After VP feat, Harris likely to get another shot at history-making
WASHINGTON — Kamala Harris smashed through one of America’s highest glass ceilings Wednesday, becoming the first woman, first Black American and first person of Asian heritage to be appointed vice president, blazing a trail in the most diverse White House ever.
As running mate to now-President Joe Biden, she helped bring Donald Trump’s turbulent rule to an end, assailing him for his chaotic bungling of the Covid-19 pandemic, last year’s unrest over racial injustices and his crackdown on immigration.
Harris, 56, enters the post having already forged a unique path, as California’s first Black attorney general and the first woman of South Asian heritage elected to the US Senate.
“A new chapter begins today,” Harris tweeted Wednesday. “Let’s get to work.”
As vice president, Harris will be a heartbeat away from leading the United States. With Biden, 78, expected to serve only a single term, she would be favored to win the Democratic nomination in 2024, giving her a shot at more history-making—as America’s first female president.
“While I may be the first woman in this office, I won’t be the last,” Harris said in a Nov. 7, 2020 speech, her first after US networks projected Biden and Harris as the winners over Trump and former Vice President Mike Pence.
The decider
Trump bitterly contested the results, peddling the lie that the Democrats only won due to massive election fraud. During the campaign he routinely attacked Harris, branding her a “monster” after her October debate with Pence. When asked about it, Harris curtly dismissed the president: “I don’t comment on his childish remarks.”
While the vice president’s job is often seen as ceremonial, Harris will also be thrust into the powerful role of ultimate decider in the US Senate.
Thanks to two shock Democratic runoff victories this month in Georgia, the Senate will be evenly split, 50 Democrats and 50 Republicans.
That means Harris may spend considerable time on Capitol Hill acting as the tie-breaking vote on legislation on anything from judicial nominees to Biden’s $1.9-trillion stimulus plan.
Harris was born to immigrants to the United States—her father from Jamaica, her mother from India—and their lives and her own have in some ways embodied the American dream.
She was born on Oct. 20, 1964 in Oakland, California, then a hub for civil rights and antiwar activism.
Her diploma from historically Black Howard University in Washington was the start of a steady rise that took her from prosecutor, to two elected terms as San Francisco’s district attorney and then California’s attorney general in 2010.
However, Harris’ self-description as a “progressive prosecutor” has been seized upon by critics who say she fought to uphold wrongful convictions and opposed certain reforms in California, like a bill requiring that the attorney general probe shootings involving police.
Yet Harris’ work was key to molding a platform and profile from which she launched a successful US Senate campaign in 2016, becoming just the second Black female senator ever.
Her stint as an attorney general also helped her forge a connection with Biden’s son Beau, who held the same position in Delaware, and died of cancer in 2015.
‘I’m speaking’
Harris oozes charisma but can quickly pivot from her broad smile to a prosecutorial persona of relentless interrogation and cutting retorts.
Clips went viral of her sharp questioning in 2017 of then attorney general Jeff Sessions during a hearing on Russia, and Supreme Court nominee Brett Kavanaugh the following year.
Harris also clashed with Biden during the first Democratic debate, chiding the former senator over his opposition to 1970s busing programs that forced integration of segregated schools.
“There was a little girl in California who was part of the second class to integrate her public school, and she was bused to school every day,” she said. “And that little girl was me.”
That showdown did not stop him from picking Harris, who brought that feisty energy to Biden’s carefully stage-managed campaign.
During her only debate against Pence, Harris raised her hand as he tried to interrupt her.
“Mr Vice President, I’m speaking.
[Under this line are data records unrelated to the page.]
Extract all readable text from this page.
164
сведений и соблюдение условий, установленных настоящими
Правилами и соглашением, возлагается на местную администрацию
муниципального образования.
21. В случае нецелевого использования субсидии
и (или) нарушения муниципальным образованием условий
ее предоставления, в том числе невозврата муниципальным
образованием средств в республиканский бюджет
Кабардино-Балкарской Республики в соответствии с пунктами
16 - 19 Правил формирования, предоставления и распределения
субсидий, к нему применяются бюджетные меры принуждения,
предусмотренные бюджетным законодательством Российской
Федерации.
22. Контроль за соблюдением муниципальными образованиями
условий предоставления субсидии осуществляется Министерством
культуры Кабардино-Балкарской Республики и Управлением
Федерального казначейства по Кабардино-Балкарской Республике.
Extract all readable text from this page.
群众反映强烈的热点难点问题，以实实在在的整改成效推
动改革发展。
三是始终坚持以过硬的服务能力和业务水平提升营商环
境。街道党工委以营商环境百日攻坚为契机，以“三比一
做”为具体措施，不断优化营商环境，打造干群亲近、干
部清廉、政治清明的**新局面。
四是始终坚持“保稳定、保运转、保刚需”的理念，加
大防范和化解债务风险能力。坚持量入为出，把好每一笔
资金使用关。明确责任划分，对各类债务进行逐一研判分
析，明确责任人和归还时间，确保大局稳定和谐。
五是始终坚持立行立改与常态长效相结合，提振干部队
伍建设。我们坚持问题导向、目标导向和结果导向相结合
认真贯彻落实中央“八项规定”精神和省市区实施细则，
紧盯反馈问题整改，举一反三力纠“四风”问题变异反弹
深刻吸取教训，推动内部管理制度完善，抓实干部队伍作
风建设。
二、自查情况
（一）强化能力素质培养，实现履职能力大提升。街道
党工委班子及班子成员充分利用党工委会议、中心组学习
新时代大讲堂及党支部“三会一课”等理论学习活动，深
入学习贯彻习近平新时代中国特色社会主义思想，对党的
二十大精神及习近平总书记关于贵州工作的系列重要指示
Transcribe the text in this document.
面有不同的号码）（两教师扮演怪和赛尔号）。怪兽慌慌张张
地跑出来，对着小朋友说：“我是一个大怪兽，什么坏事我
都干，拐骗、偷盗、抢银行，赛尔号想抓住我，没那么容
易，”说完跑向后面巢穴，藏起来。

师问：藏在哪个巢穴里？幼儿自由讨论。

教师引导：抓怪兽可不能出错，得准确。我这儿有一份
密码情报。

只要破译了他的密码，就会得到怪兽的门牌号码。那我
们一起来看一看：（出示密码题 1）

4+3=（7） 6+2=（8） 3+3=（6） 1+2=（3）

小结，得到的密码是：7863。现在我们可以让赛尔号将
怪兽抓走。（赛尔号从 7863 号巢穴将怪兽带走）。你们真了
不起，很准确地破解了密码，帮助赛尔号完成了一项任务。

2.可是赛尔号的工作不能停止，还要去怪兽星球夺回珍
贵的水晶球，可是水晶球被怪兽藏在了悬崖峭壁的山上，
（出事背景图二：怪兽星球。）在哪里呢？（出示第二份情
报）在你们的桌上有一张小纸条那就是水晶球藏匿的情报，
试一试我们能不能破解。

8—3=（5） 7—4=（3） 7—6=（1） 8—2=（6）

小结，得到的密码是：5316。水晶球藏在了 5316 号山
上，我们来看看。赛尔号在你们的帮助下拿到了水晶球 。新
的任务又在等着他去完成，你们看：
I’m speaking,” she said with a glare.
Harris has no children of her own. But she claims the role of “momala” to the son and daughter of her husband Doug Emhoff. Emhoff, a lawyer, will become the first-ever US “second gentleman,” and the first Jewish spouse of a US vice president.
As for her mother, Shyamala Gopalan Harris, a scientist born in India who immigrated at 19, “maybe she didn’t quite imagine this moment,” Harris said in her November speech.
“But she believed so deeply in an America where a moment like this is possible.”